Będzie dochodzenie w sprawie remontu mieszkania brytyjskiego premiera Borisa Johnsona. Wciąż nie wiadomo, kto za odnowę zapłacił. Istnieją podejrzenia, że mogli to zrobić darczyńcy wspierający rządzącą partię Konserwatystów, bez odpowiedniego udokumentowania tych funduszy.

Remont mieszkania premiera na Downing Street kosztował 200 tys. funtów. Nie było ono ani zrujnowane, ani nie trzeba było w nim wymienić okien, ani burzyć ścian. Chodziło o zmianę stylu, kupno mebli i położenie wykwintnych tapet. Takie życzenie miała rzekomo partnerka Borisa Johnsona, Carrie Symonds, z którą mieszka w rezydencji. 

200 tys. to spora kwota jak na zakres wykonanych prac. Wyborcy mają prawo wiedzieć, kto za nie zapłacił. Tym bardziej, że nie były one absolutnie konieczne. Zdaniem Electoral Comission, istnieją podstawy, by przypuszczać, że mogło zostać złamane prawo. To uważnie sformułowany komunikat, ale jego konsekwencje są dla Borisa Johnsona poważne.

Transparentne zasady

Electoral Comission zazwyczaj stoi na straży przestrzegania procedur wyborczych. Wkracza do akcji tylko wtedy, gdy sytuacja może potencjalnie zagrozić podstawom demokracji. Remont mieszkania premiera to nie wybory parlamentarne, ale kontrola etyki, jaka obowiązuje ludzi pełniących stanowiska publiczne i także leży w gestii działań komisji. Jej członkowie będą przesłuchać świadków, sprawdzić elektroniczną korespondencję i SMS-y, które mogą wyjaśnić kulisy sprawy.

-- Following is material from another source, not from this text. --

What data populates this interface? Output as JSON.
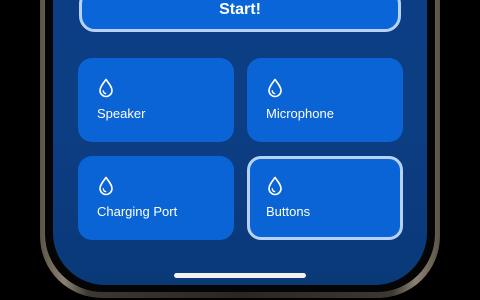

Obiektem dochodzenia nie jest osoba Borisa Johnsona, lecz jego partia i sposoby jej finasowania. Pieniądze, jakie otrzymuje od sympatyków w postaci darowizny, muszą być udokumentowane. Nieważne, czy mają one pokryć remont mieszkania premiera czy wesprzeć kampanię wyborczą. Elektorat ma prawo wiedzieć, kto komu płaci i za co.    

Akcja i reakcja

Brytyjski premier kipi ze złości. Twierdzi, że to on pokrył koszty remontu. Pozostają pytania, kto najpierw za niego zapłacił i czy premier nie zwrócił przypadkiem jedynie niewidzialnego długu tylko po to, by w oczach opinii publicznej zatrzeć ślady.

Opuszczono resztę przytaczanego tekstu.